Let $\displaystyle \bold{r}$ be a point on a circle with diameter from $\displaystyle - \bold{a}$ to $\displaystyle \bold{a}$ (so that $\displaystyle |\bold{r}| = |\bold{a}|$). Draw the chord through $\displaystyle \bold{r}$ perpendicular to $\displaystyle \bold{a}$ (the length and direction of this chord is $\displaystyle 2 \bold{r}_{a \perp}$). Let $\displaystyle \bold{t} = \bold{r}_{a}$ be the point of intersection of this chord with the diameter. Prove that the square of half the length of the chord is the product of the distance from $\displaystyle -\bold{a}$ to $\displaystyle \bold{t}$ times the distance from $\displaystyle \bold{t}$ to $\displaystyle \bold{a}$: $\displaystyle |\bold{r}_{a \perp}|^{2} = (\bold{t} + \bold{a}) \cdot (\bold{a} - \bold{t})$.

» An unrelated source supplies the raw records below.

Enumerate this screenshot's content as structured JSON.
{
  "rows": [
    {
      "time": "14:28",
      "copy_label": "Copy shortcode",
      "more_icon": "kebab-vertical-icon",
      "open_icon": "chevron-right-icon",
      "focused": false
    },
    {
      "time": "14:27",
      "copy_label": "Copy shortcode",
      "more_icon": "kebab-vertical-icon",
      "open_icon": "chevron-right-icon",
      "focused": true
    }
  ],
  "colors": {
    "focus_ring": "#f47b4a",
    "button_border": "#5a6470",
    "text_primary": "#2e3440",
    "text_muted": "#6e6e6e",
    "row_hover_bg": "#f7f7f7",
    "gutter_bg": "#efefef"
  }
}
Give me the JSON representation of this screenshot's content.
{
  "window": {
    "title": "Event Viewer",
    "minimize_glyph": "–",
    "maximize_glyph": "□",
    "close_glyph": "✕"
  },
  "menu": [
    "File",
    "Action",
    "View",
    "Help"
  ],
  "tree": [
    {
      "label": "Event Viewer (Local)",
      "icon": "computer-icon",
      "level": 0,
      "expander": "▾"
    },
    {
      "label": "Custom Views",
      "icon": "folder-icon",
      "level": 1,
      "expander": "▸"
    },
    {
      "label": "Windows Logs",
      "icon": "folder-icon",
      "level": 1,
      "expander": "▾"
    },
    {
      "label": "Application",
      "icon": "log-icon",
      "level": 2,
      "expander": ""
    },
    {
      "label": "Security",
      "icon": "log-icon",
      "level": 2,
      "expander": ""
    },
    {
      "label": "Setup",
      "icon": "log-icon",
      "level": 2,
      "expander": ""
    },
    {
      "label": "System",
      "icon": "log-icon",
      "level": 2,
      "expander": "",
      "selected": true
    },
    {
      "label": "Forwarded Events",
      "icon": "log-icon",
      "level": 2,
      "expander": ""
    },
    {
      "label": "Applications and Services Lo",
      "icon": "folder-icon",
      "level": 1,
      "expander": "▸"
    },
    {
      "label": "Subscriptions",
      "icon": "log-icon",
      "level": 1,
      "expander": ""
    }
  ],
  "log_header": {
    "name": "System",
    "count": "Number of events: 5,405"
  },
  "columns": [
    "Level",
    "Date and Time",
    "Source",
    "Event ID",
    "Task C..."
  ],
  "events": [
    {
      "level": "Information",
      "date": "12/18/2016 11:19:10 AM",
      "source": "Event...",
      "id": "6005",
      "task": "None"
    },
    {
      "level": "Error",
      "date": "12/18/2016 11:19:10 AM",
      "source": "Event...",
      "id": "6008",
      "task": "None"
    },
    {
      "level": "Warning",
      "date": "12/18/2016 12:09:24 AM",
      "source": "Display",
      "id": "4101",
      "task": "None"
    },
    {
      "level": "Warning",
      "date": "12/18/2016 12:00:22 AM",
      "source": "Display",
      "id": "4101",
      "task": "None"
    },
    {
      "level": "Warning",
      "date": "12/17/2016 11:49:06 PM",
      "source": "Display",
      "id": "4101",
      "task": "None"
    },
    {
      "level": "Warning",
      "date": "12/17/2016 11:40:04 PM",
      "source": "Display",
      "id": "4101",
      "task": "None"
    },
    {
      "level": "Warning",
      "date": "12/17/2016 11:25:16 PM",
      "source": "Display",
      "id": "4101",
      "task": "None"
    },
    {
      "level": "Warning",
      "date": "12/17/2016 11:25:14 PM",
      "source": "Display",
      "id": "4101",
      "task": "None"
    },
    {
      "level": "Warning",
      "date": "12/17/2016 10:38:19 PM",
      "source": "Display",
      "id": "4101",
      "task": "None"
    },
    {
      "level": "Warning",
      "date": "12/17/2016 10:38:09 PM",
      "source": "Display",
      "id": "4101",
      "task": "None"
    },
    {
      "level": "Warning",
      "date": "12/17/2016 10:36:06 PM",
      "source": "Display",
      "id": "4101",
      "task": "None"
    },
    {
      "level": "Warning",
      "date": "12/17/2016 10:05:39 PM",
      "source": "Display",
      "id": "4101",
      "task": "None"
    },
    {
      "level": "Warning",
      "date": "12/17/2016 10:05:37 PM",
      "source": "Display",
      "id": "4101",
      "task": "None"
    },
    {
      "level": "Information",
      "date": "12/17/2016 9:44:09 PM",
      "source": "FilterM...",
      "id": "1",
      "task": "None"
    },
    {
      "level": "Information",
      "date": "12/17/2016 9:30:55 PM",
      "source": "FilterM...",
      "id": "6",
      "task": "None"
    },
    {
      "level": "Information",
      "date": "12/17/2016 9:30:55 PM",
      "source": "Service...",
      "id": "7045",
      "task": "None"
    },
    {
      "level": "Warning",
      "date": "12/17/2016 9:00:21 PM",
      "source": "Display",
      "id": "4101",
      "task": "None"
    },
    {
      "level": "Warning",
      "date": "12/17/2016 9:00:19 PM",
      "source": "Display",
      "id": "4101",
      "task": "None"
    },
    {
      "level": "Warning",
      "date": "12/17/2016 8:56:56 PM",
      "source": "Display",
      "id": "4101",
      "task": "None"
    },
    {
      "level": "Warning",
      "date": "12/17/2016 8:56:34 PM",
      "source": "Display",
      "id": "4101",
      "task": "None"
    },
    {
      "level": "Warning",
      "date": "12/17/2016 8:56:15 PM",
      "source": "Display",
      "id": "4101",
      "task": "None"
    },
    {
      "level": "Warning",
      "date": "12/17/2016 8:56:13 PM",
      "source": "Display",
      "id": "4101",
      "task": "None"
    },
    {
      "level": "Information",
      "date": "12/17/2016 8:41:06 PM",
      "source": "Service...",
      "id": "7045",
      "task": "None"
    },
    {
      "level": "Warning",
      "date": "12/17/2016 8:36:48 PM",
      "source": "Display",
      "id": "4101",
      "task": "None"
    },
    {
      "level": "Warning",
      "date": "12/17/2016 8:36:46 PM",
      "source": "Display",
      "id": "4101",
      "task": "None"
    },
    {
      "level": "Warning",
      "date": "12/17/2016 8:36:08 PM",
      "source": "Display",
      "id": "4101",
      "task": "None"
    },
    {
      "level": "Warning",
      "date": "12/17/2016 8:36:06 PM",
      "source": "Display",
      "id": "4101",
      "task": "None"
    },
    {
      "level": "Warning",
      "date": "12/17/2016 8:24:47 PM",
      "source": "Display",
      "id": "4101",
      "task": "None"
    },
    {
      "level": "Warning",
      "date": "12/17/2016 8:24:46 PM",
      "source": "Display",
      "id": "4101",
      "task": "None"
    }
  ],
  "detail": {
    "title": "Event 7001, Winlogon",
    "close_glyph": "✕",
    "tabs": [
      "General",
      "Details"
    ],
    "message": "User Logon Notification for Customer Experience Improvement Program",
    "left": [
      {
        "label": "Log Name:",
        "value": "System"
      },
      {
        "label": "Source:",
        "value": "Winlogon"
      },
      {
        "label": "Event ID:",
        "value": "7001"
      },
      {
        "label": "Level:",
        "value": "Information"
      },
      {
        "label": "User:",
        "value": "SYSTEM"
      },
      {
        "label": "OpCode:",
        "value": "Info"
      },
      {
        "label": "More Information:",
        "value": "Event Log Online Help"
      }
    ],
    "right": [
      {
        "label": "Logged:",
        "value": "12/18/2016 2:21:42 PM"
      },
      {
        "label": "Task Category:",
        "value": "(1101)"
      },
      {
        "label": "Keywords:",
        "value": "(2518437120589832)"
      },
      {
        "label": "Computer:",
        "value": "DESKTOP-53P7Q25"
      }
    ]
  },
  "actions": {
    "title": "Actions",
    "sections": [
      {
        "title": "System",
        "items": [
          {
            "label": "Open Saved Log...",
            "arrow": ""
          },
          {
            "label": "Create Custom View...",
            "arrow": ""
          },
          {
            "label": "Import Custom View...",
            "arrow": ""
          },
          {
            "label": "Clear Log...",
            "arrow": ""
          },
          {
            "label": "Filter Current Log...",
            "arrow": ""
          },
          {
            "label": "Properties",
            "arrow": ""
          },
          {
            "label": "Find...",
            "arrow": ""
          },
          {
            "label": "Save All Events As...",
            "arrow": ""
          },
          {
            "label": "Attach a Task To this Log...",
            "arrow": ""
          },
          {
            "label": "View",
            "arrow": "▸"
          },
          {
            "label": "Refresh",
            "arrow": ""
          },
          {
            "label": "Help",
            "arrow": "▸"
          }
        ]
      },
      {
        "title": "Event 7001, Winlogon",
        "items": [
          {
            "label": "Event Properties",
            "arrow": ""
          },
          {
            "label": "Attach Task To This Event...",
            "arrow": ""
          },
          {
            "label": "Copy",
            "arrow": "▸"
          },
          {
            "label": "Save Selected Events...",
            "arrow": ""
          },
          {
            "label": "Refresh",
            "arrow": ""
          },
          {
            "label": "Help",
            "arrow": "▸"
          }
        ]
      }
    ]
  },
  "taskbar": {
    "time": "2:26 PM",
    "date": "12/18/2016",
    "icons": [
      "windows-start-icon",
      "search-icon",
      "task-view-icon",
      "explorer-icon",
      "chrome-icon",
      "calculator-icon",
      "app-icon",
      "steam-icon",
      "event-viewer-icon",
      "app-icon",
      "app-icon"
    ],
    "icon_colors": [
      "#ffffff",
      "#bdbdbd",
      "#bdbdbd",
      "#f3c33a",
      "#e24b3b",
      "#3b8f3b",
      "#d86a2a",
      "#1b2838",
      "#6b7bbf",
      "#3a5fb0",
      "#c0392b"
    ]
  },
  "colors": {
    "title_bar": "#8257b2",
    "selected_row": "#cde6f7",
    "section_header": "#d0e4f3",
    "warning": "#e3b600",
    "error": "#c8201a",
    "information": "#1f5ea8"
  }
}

2. So I got $\displaystyle \hat{\bold{a}} = \frac{\bold{a}}{|\bold{a}|}$

and $\displaystyle \bold{t} = \bold{r} \cdot \hat{\bold{a}}$

and $\displaystyle \bold{r}_{a \perp} = \bold{t} - \bold{r}$.

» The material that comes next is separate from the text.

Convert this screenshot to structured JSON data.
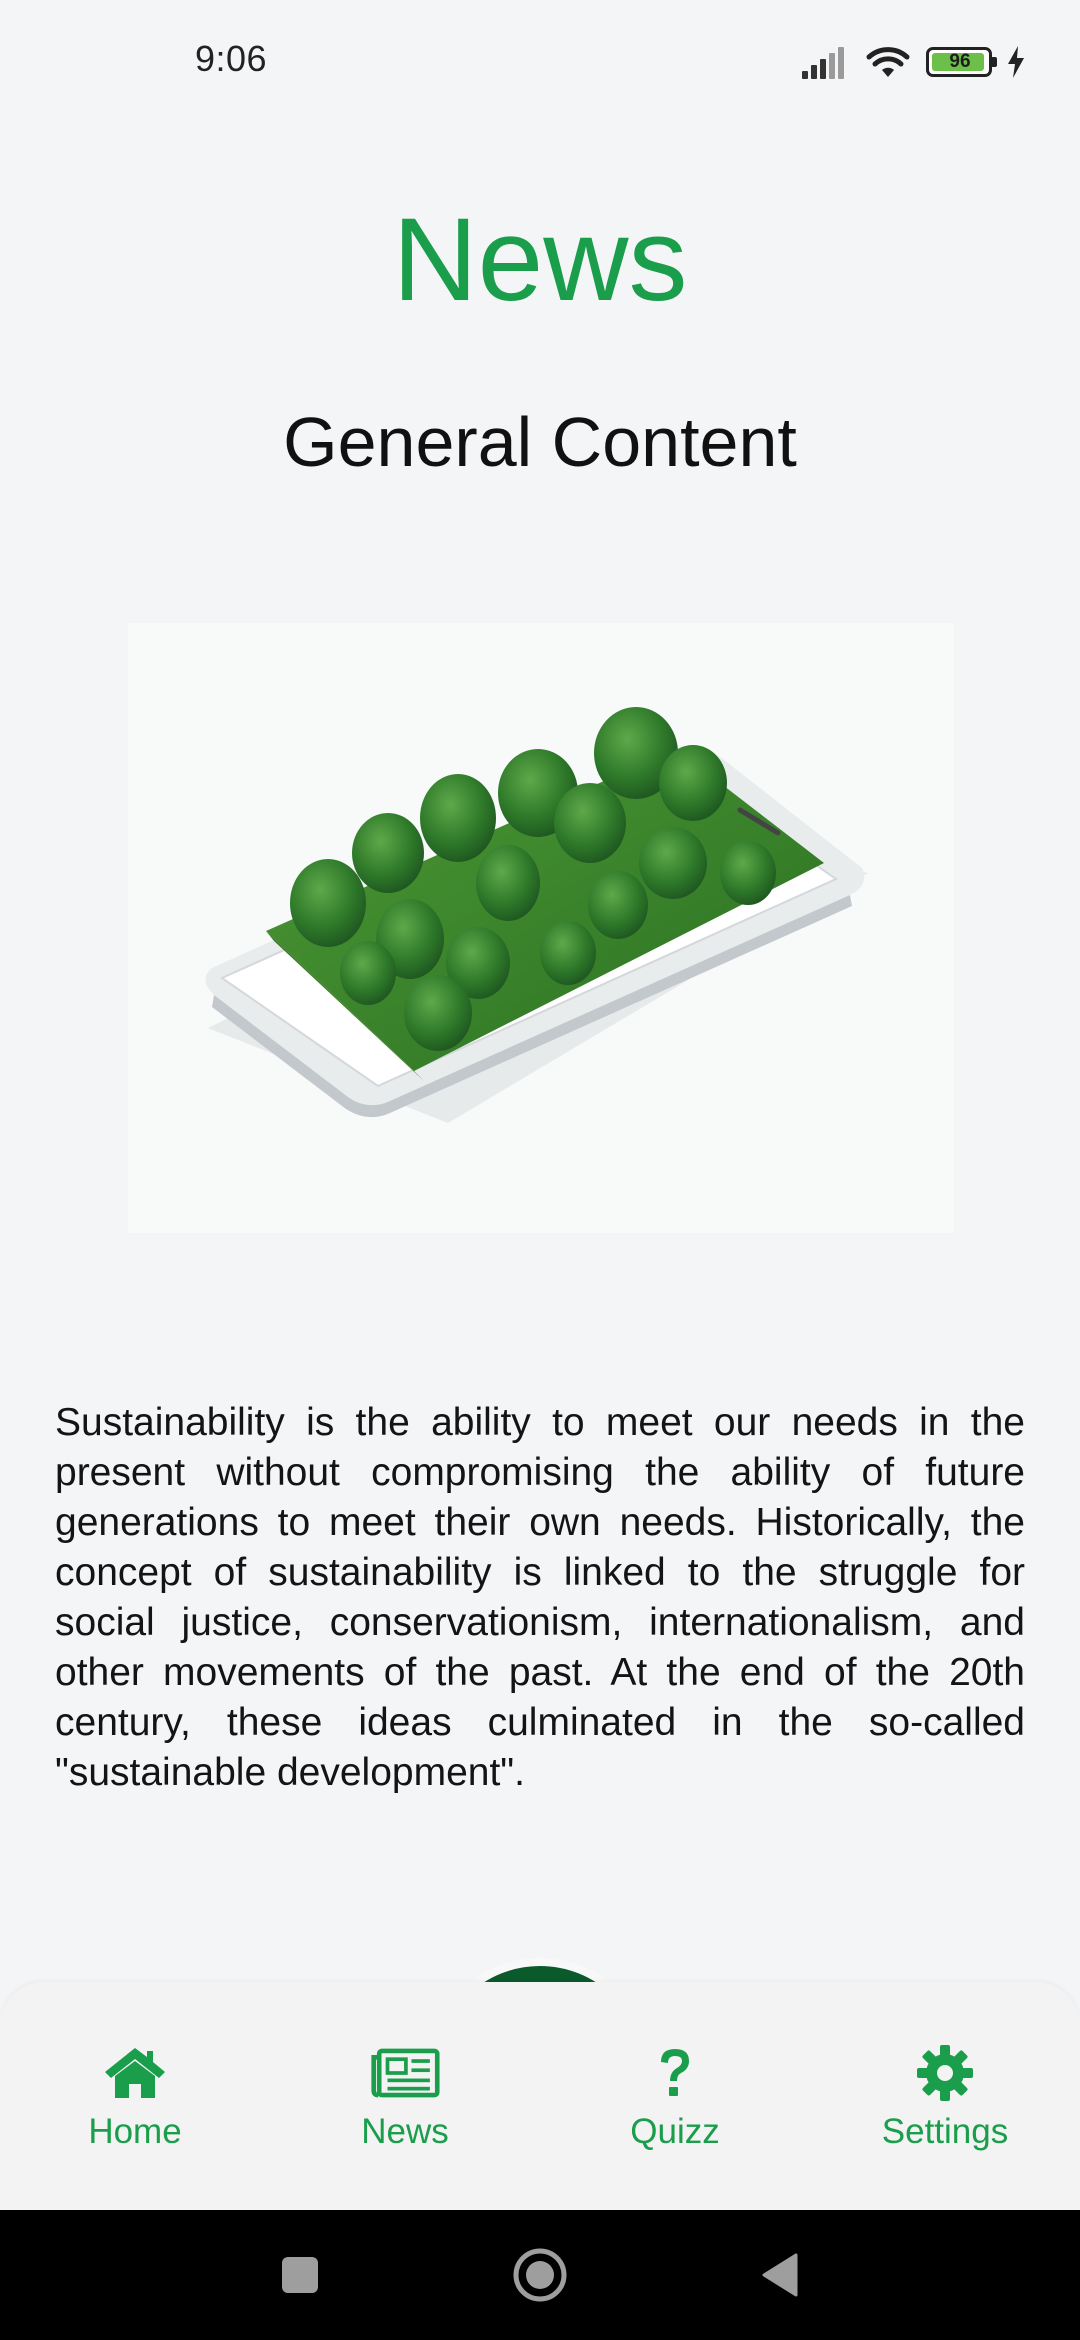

Then $\displaystyle \bold{a} + \bold{r}$ gives one hypotenuse. And so $\displaystyle |\bold{a} + \bold{r}|^{2} = |\bold{r}_{a}|^{2} + |\bold{a}+\bold{t}|^{2}$.

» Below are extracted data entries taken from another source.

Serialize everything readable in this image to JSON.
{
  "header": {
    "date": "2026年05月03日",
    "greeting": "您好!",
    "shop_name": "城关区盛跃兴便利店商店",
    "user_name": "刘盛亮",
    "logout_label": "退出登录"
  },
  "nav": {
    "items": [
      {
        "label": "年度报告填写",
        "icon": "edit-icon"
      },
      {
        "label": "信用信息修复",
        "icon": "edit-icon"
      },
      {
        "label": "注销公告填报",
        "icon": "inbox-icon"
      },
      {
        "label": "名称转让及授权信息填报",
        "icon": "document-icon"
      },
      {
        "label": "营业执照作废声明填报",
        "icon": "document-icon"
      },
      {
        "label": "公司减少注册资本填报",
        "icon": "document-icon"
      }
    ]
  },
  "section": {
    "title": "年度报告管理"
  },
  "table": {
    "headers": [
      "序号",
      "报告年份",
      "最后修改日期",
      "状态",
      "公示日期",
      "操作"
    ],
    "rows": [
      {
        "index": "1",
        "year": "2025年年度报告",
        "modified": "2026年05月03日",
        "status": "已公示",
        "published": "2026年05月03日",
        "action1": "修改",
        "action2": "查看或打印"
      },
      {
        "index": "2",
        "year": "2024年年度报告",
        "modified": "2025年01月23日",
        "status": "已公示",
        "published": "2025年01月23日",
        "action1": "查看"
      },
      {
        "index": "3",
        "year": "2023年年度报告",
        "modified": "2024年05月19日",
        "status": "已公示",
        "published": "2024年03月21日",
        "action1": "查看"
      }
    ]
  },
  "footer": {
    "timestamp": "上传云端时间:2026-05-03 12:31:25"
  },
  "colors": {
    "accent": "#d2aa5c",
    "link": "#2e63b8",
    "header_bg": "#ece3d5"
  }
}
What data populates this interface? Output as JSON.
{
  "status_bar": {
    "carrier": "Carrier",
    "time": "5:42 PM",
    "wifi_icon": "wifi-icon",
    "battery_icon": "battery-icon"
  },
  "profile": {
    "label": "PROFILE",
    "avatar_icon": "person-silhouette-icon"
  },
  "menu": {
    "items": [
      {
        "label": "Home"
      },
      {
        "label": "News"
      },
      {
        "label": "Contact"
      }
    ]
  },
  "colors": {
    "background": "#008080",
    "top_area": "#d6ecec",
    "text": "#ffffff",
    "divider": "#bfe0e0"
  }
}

So $\displaystyle |\bold{r} - \bold{a}|^{2} = |\bold{r}_{a}|^{2} + |\bold{a}-\bold{t}|^{2}$.

3. Originally Posted by heathrowjohnny
Let $\displaystyle \bold{r}$ be a point on a circle with diameter from $\displaystyle - \bold{a}$ to $\displaystyle \bold{a}$ (so that $\displaystyle |\bold{r}| = |\bold{a}|$). Draw the chord through $\displaystyle \bold{r}$ perpendicular to $\displaystyle \bold{a}$ (the length and direction of this chord is $\displaystyle 2 \bold{r}_{a \perp}$). Let $\displaystyle \bold{t} = \bold{r}_{a}$ be the point of intersection of this chord with the diameter. Prove that the square of half the length of the chord is the product of the distance from $\displaystyle -\bold{a}$ to $\displaystyle \bold{t}$ times the distance from $\displaystyle \bold{t}$ to $\displaystyle \bold{a}$: $\displaystyle |\bold{r}_{a \perp}|^{2} = (\bold{t} + \bold{a}) \cdot (\bold{a} - \bold{t})$.
Hello,

you are dealing with a right triangle (see attachment)

If the legs of a right triangle are a and b and the hypotenuse is c then you know:

$\displaystyle a^2+b^2 = c^2$ ....... and $\displaystyle c = p+q$. That means $\displaystyle c^2 = p^2+2pq+q^2$

Therefore:

$\displaystyle a^2+b^2 = p^2+2pq+q^2$

According to the drawing you have:

$\displaystyle a^2 = h^2 + p^2$ ....... and $\displaystyle b^2 = h^2 +q^2$

So finally you get:

$\displaystyle h^2 + p^2 + h^2 +q^2 = p^2+2pq+q^2~\iff~ 2h^2 = 2pq~\iff~\boxed{h^2 = pq}$